NewsProtecting Paradise


Cape Coral considering using bubbles to protect canals from blue green algae

Posted at 7:41 PM, Jun 08, 2021
and last updated 2021-06-08 19:41:38-04

CAPE CORAL — Using bubbles to block algae.

That’s the plan the City of Cape Coral is considering investing in to protect several of its canals, but it’s not cheap. The technology costs from $50,000 to $75,000 per canal, so the City has to be strategic about where to use it.

Mayor John Gunter remembers how bad the algae got just three years ago.

“I had first-hand experience, because the blue green algae was right behind my house," said Gunter.

That’s what the bubble curtains would try to prevent. The City first tested the technology in the Mandolin Canal back in 2018.

"It creates little bubbles, floats to the surface, and then creates like a curtain or a wall of air in the water and at the surface that kind of deflects any type of algae," said Assistant Public Works Director Michael Ilcyszyn.

Ilcyszyn said, at the very least, City staff are recommending putting those bubble curtains at the mouth of three major canals.

“At least deploy bubble curtains on those three, because it has the greatest impact to the residents," said Ilcyszyn.

But to be more protected, the City is asking Council members to approve spending around $750,000 to protect all 10 canals in the City’s most vulnerable area. Gunter thinks it’s something his fellow Council members will strongly consider.

“I would think that Council would probably lean more towards being proactive than reactive," said Gunter.

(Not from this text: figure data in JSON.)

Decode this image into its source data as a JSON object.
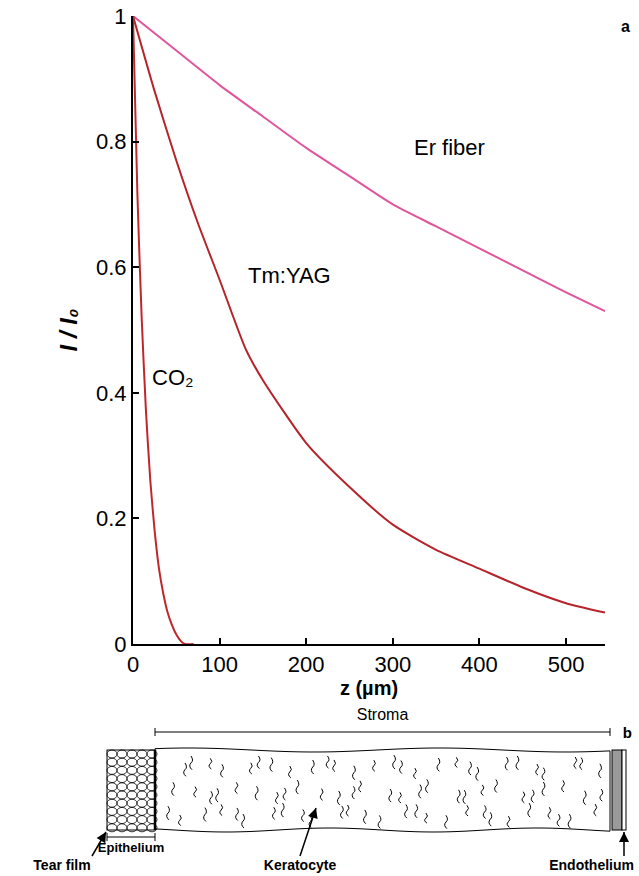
{
  "chart_data": {
    "type": "line",
    "panel_label": "a",
    "x_label": "z (µm)",
    "y_label": "I / I₀",
    "xlim": [
      0,
      545
    ],
    "ylim": [
      0,
      1
    ],
    "xticks": [
      0,
      100,
      200,
      300,
      400,
      500
    ],
    "yticks": [
      0,
      0.2,
      0.4,
      0.6,
      0.8,
      1
    ],
    "grid": false,
    "series": [
      {
        "name": "Er fiber",
        "color": "#e0559b",
        "label_at": [
          366,
          0.79
        ],
        "x": [
          0,
          50,
          100,
          150,
          200,
          250,
          300,
          350,
          400,
          450,
          500,
          545
        ],
        "values": [
          1,
          0.945,
          0.89,
          0.84,
          0.79,
          0.745,
          0.7,
          0.665,
          0.63,
          0.595,
          0.56,
          0.53
        ]
      },
      {
        "name": "Tm:YAG",
        "color": "#b5242a",
        "label_at": [
          181,
          0.586
        ],
        "x": [
          0,
          25,
          50,
          75,
          100,
          130,
          150,
          200,
          250,
          300,
          350,
          400,
          450,
          500,
          545
        ],
        "values": [
          1,
          0.88,
          0.77,
          0.67,
          0.58,
          0.47,
          0.42,
          0.32,
          0.25,
          0.19,
          0.15,
          0.12,
          0.09,
          0.065,
          0.05
        ]
      },
      {
        "name": "CO₂",
        "color": "#c0272d",
        "label_at": [
          20,
          0.425
        ],
        "x": [
          0,
          5,
          10,
          15,
          20,
          25,
          30,
          35,
          40,
          45,
          50,
          55,
          60,
          70
        ],
        "values": [
          1,
          0.72,
          0.52,
          0.37,
          0.26,
          0.18,
          0.12,
          0.08,
          0.05,
          0.03,
          0.015,
          0.005,
          0,
          0
        ]
      }
    ]
  },
  "diagram": {
    "panel_label": "b",
    "stroma": "Stroma",
    "epithelium": "Epithelium",
    "tear_film": "Tear film",
    "keratocyte": "Keratocyte",
    "endothelium": "Endothelium"
  }
}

Gunter said it’s proactive, because the bubble curtains last for several years. They aren’t a perfect solution, but Gunter said, it might be the best one the City has right now.

"If we can mitigate it 50 percent, it’s going to be much better than what we experienced in 2018," said Gunter.

Cape Coral City Council is holding a special meeting Wednesday afternoon at 3:00 at City Hall. Council members will be hearing more information from staff about the exact price tag, and they’ll be casting votes on how many of these curtains they think are necessary.